Standard Methods for Sampling North American Freshwater Fishes, second edition
Chapter 19: Environmental DNA Sampling for Species Detection
Caren S. Goldberg, Taylor Wilcox, Alexis M. Janosik, and Robert Bajno
doi: https://doi.org/10.47886/9781934874769.ch19
The collection and analysis of environmental DNA (eDNA) from water samples to infer the presence of fish has been growing in application in recent years due to the benefits of increased sensitivity and reduced disturbance to both organism and habitat compared with traditional field methods (e.g., electrofishing, netting). Environmental DNA methodologies are currently most developed for inferring species presence using targeted quantitative PCR (qPCR) assays, which therefore is the focus of this chapter. This goal of detecting the presence of species is different from the goals of the other chapters of this book, which primarily focus on assessing biomass, demography, or community structure.
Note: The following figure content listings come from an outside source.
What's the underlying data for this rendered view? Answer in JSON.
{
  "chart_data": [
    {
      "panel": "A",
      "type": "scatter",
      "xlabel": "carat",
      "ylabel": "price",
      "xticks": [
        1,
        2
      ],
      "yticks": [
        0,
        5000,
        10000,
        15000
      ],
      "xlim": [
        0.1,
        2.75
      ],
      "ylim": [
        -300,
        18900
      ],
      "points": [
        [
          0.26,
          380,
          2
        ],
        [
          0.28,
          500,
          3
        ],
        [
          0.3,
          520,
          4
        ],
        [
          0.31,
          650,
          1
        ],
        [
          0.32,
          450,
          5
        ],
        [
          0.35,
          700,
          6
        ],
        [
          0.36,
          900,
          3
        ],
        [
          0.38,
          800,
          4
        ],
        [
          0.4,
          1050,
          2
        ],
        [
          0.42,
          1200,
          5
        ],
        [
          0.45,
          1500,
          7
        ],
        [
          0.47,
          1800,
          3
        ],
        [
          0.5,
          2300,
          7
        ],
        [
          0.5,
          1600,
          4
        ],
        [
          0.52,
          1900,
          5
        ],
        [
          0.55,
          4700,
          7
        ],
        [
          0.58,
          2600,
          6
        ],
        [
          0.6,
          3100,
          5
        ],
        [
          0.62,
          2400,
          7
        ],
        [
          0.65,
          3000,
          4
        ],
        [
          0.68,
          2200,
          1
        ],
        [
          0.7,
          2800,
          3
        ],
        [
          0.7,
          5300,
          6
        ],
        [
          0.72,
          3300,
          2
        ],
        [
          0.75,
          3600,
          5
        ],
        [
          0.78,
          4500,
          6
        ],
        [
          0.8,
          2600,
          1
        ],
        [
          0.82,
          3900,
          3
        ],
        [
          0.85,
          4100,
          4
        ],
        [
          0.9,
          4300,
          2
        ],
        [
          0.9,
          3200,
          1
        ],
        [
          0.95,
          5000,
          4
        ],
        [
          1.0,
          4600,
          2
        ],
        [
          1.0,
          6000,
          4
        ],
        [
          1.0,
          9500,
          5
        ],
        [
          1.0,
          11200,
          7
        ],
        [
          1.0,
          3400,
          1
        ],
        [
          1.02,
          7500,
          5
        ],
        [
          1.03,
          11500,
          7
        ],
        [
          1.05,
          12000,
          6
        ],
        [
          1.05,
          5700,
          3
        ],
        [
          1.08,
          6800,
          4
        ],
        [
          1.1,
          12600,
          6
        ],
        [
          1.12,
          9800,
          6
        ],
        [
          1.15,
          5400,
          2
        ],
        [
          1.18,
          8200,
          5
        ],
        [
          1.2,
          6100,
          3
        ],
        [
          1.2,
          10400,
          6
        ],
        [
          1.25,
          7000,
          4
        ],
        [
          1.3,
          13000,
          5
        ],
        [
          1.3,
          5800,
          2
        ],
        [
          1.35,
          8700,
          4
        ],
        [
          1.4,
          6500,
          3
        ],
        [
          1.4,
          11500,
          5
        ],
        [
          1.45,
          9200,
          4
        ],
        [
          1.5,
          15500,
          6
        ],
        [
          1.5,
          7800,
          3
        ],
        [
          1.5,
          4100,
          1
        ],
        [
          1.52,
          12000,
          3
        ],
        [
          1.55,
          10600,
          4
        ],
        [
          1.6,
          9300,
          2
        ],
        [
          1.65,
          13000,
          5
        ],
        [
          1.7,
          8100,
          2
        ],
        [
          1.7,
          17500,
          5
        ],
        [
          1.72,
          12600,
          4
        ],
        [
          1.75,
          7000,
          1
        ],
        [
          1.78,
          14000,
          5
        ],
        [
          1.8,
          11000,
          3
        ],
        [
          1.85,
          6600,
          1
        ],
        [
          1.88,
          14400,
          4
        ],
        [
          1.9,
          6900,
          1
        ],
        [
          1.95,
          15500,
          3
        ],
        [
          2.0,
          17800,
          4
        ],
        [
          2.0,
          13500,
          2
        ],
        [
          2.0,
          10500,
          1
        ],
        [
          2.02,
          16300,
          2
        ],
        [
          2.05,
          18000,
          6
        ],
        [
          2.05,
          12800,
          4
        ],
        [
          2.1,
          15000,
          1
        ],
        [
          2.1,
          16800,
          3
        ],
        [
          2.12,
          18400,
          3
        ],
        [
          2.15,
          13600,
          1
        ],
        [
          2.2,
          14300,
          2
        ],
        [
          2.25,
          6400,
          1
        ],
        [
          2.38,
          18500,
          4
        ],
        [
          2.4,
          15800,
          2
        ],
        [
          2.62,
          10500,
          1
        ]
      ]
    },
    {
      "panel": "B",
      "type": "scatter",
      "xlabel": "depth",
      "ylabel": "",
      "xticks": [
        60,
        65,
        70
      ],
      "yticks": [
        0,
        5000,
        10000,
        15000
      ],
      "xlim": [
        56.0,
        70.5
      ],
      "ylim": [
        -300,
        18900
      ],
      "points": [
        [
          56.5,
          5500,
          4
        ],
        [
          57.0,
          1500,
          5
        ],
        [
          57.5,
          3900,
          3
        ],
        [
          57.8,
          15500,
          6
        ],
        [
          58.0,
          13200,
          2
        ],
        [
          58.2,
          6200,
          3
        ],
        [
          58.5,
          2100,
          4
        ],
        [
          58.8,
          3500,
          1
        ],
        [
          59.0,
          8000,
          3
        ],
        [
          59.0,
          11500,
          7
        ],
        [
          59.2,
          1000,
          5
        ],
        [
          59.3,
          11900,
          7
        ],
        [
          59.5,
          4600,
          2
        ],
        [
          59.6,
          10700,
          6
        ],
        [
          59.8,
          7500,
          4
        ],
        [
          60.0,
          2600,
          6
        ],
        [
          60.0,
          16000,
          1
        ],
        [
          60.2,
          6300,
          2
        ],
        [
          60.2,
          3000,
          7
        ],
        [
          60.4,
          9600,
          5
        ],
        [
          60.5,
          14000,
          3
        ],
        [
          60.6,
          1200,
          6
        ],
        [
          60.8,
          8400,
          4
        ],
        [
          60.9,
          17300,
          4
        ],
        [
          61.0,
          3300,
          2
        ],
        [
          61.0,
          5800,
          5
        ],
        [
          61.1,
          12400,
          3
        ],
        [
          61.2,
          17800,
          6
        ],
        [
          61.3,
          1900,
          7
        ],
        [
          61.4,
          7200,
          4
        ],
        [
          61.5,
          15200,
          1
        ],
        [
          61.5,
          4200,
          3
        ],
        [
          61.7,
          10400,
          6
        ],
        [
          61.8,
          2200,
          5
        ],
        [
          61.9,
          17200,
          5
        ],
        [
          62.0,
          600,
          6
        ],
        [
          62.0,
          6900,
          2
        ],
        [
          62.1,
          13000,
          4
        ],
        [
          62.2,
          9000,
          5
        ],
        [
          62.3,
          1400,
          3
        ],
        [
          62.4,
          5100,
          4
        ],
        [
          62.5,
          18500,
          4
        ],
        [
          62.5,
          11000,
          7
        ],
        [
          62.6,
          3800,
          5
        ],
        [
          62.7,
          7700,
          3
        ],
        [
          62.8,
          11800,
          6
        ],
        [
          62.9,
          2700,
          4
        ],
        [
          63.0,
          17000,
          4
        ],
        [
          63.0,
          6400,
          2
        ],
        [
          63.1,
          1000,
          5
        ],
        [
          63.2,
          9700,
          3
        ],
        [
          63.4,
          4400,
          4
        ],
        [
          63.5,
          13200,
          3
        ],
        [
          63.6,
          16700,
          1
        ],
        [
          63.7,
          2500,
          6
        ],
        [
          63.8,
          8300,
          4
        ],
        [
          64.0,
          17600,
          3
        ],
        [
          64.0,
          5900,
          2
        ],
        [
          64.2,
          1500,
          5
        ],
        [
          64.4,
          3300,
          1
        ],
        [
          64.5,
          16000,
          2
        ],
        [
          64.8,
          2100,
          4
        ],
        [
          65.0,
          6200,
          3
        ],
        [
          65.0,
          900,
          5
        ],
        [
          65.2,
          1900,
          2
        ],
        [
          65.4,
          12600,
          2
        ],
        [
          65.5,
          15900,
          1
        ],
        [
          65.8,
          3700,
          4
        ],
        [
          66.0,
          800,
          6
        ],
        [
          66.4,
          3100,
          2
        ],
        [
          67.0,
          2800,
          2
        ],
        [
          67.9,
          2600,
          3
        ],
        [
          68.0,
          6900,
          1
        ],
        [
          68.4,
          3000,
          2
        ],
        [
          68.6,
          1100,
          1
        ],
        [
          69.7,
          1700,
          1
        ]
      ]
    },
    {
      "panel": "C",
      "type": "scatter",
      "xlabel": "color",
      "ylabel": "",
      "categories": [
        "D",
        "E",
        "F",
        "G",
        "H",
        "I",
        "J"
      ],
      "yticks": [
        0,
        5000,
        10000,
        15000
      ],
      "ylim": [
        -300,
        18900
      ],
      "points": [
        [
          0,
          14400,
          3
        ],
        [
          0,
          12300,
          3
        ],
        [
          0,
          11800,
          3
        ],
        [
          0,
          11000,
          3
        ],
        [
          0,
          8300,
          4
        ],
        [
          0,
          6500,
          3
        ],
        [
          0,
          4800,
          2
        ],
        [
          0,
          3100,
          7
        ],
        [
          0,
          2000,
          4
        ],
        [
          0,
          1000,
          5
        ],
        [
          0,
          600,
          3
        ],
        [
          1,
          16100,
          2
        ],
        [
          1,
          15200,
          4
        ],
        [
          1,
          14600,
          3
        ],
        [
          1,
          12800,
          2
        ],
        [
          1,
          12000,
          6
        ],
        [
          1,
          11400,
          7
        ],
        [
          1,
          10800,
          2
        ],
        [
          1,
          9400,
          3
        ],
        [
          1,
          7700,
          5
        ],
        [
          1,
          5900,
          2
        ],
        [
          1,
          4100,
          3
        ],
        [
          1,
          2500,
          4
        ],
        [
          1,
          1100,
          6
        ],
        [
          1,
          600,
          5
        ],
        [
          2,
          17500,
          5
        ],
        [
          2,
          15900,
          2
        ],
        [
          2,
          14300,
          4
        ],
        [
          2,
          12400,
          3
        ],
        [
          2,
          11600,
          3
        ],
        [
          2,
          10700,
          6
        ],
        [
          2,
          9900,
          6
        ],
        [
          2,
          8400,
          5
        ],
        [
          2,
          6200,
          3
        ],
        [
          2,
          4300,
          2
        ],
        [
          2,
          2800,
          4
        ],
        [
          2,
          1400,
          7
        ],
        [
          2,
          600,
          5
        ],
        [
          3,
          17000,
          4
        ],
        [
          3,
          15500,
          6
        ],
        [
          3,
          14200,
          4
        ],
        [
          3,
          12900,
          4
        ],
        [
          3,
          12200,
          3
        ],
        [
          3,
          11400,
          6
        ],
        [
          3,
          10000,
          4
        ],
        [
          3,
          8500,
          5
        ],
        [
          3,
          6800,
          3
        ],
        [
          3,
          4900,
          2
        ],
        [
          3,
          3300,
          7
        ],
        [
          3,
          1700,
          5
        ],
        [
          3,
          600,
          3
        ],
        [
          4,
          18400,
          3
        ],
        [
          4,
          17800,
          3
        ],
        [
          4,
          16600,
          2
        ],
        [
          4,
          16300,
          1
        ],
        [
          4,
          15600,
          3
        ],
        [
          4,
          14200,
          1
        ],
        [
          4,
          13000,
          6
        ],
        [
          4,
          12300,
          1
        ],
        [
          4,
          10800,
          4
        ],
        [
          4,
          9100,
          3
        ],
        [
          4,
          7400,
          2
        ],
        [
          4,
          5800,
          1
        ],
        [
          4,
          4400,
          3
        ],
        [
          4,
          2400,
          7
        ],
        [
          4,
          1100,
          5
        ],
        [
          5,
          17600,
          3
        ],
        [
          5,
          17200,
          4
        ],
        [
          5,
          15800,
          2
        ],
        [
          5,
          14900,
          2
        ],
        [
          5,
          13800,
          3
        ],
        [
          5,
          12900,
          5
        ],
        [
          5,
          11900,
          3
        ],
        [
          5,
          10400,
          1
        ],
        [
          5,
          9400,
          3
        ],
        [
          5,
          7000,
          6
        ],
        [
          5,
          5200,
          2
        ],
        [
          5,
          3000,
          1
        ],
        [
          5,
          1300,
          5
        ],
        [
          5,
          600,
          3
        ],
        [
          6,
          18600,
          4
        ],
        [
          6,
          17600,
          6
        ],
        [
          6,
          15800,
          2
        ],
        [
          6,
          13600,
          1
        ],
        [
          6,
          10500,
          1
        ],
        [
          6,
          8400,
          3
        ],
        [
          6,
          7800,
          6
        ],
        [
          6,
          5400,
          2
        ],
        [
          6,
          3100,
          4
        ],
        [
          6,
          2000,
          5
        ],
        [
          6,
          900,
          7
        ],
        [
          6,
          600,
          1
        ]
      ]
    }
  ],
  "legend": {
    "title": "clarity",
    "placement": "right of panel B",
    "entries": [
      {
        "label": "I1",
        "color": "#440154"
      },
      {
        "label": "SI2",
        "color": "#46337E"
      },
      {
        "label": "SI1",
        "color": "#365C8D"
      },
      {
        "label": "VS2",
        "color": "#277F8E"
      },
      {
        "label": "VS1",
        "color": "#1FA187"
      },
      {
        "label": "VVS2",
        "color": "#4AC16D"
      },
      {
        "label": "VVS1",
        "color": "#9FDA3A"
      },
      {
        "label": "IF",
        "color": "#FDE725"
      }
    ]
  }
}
Aquatic communities can also be characterized from eDNA samples using metabarcoding; at the time of writing, metabarcoding has not been as fully validated as targeted approaches and current methods may be less sensitive for detecting rare species (Simmons et al. 2015; Harper et al. 2018; Bylemans et al. 2019). Progress is being made on addressing these issues, and we hope that future versions of this chapter will include community assemblage analysis through metabarcoding, potentially using DNA sequence read counts to gather information on relative abundances (e.g., Skelton et al. 2023). Emerging applications of eDNA and related analyses also include estimating biomass and assessing reproductive status. Though in this chapter we focus on targeted species detection, samples collected and preserved under this protocol can be analyzed later with metabarcoding or other approaches to create a historical record of full community assemblages.